Third party funding is the most common form of funding for Australian class actions. Class actions may also be funded by the representative plaintiff and/or class members themselves, or by lawyers acting on a conditional fee (i.e. ‘no win, no fee’) basis. Lawyers may not, however, fund the proceedings in return for a share of any proceeds - although lawyers in representative proceedings in the Supreme Court of Victoria will soon be able to seek a court order permitting them to do so.

Until recently, funders could secure their right to a funding commission by either: signing-up class members to funding agreements which gave them a contractual right to a commission; or by seeking a 'common fund' order which would entitle them to a commission from any proceeds of the litigation by order of the court. However, in December 2019, the High Court of Australia ruled that courts did not have the power to make 'common fund' orders during the interlocutory stages of a class action. While the full impact of this decision and the viability of alternative approaches remain unclear, it has injected significant uncertainty into the funding industry.

Moreover, while a significant factor in the development of the third party funding sector had been Federal Government support for third party funding of class actions as an important means of facilitating access to justice (manifested through a so-called ‘light touch’ approach to the regulation with few barriers to entry), there are recent signs of a changing tide in that respect. In May 2020, the Attorney-General announced a parliamentary inquiry into whether 'the present level of regulation applying to Australia’s growing class action industry is impacting fair and equitable outcomes for plaintiffs'. Shortly after that announcement, the Treasurer announced that litigation funders would be required to hold an Australian financial services licence and to comply with the statutory regime governing managed investment schemes - this change is expected to be implemented in about September 2020.

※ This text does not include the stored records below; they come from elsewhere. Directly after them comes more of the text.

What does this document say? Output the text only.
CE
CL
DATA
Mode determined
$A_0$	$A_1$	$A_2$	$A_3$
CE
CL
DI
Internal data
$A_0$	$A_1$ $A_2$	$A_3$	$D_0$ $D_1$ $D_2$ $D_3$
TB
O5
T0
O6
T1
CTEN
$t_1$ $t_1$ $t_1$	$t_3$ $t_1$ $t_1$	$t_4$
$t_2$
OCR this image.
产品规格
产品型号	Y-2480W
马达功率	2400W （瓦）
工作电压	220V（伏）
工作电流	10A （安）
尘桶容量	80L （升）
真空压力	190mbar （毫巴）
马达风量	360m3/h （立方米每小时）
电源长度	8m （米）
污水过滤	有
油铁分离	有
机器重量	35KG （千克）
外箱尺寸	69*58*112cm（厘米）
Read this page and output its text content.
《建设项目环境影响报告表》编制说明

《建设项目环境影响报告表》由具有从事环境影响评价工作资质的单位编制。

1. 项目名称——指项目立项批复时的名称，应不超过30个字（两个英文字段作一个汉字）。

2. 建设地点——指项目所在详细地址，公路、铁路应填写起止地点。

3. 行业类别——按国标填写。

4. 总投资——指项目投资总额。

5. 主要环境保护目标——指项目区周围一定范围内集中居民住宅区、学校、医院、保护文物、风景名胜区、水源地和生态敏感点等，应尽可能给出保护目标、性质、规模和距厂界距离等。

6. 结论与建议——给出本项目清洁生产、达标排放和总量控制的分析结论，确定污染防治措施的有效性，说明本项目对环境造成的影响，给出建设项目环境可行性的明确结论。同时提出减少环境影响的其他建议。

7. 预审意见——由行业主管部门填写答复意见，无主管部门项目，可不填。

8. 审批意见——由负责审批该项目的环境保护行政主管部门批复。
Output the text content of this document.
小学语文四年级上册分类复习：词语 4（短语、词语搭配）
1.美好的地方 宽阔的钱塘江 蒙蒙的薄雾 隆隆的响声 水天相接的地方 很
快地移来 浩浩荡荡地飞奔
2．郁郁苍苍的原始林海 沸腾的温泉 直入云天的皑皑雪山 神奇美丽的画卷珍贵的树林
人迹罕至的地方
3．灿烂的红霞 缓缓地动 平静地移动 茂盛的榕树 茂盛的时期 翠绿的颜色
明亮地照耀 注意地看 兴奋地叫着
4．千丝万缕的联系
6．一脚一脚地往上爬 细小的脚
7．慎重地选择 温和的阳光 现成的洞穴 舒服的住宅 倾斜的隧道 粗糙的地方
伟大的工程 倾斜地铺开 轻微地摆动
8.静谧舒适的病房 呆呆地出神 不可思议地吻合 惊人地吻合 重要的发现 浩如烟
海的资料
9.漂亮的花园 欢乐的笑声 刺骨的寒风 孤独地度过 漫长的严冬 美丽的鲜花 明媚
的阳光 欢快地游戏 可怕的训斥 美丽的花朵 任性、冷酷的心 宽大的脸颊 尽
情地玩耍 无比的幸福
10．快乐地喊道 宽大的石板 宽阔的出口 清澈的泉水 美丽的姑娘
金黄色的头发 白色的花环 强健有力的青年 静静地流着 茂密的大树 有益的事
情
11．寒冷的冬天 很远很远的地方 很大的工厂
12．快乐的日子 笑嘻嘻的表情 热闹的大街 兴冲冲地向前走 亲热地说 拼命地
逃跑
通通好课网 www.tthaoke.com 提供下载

These announcements following a January 2019 report by the Australian Law Reform Commission which recommended a range of measures intended to increase court oversight of third party funding arrangements and to give courts greater power to protect the interests of class members, but did not recommend any measures which would increase the barriers to entry for third party litigation funders.

Is pre-trial disclosure available?

In the ordinary course, the parties will be required to give pre-trial ‘discovery’ (akin to disclosure). In some limited circumstances, the class members (i.e. non-parties) have also been ordered to give pre-trial discovery.

Discovery can be a substantial undertaking for class action defendants, who may be required to disclose many thousands of documents. Having regard to the costs of this burden, there has been increasing judicial attention in recent years on attempting to limit the nature and scope of discovery required in large civil proceedings (including class actions), including through the use of technology assisted review.

Likely future scope and development?

Originally, product liability claims were the most likely subject of an Australian class action. In more recent years, however, securities and mass consumer claims have become the most common types of class action proceedings. The spike in consumer claims has been primarily driven by a large number of claims in relation to issues addressed by the Royal Commission into Misconduct in the Banking, Superannuation and Financial Services Industry. This trend is expected to continue in the medium term, as are trends for increasing claims in respect of workplace rights, privacy and environmental issues.

Despite the so-called ‘perfect storm’ conditions for class actions in Australia, the ‘floodgates’ have not burst open. Class actions continue , however, to be an increasingly significant and evolved part of the Australian legal landscape.

Significant change is, however, afoot with the High Court's rejection of interlocutory 'common fund' orders, the pending changes to the regulation of litigation funders and the availability of contingency fee arrangements in class actions in the Supreme Court of Victoria. It remains to be seen how each of these developments (both individually and in combination) may impact the commercial drivers for class action activity in the short to medium term.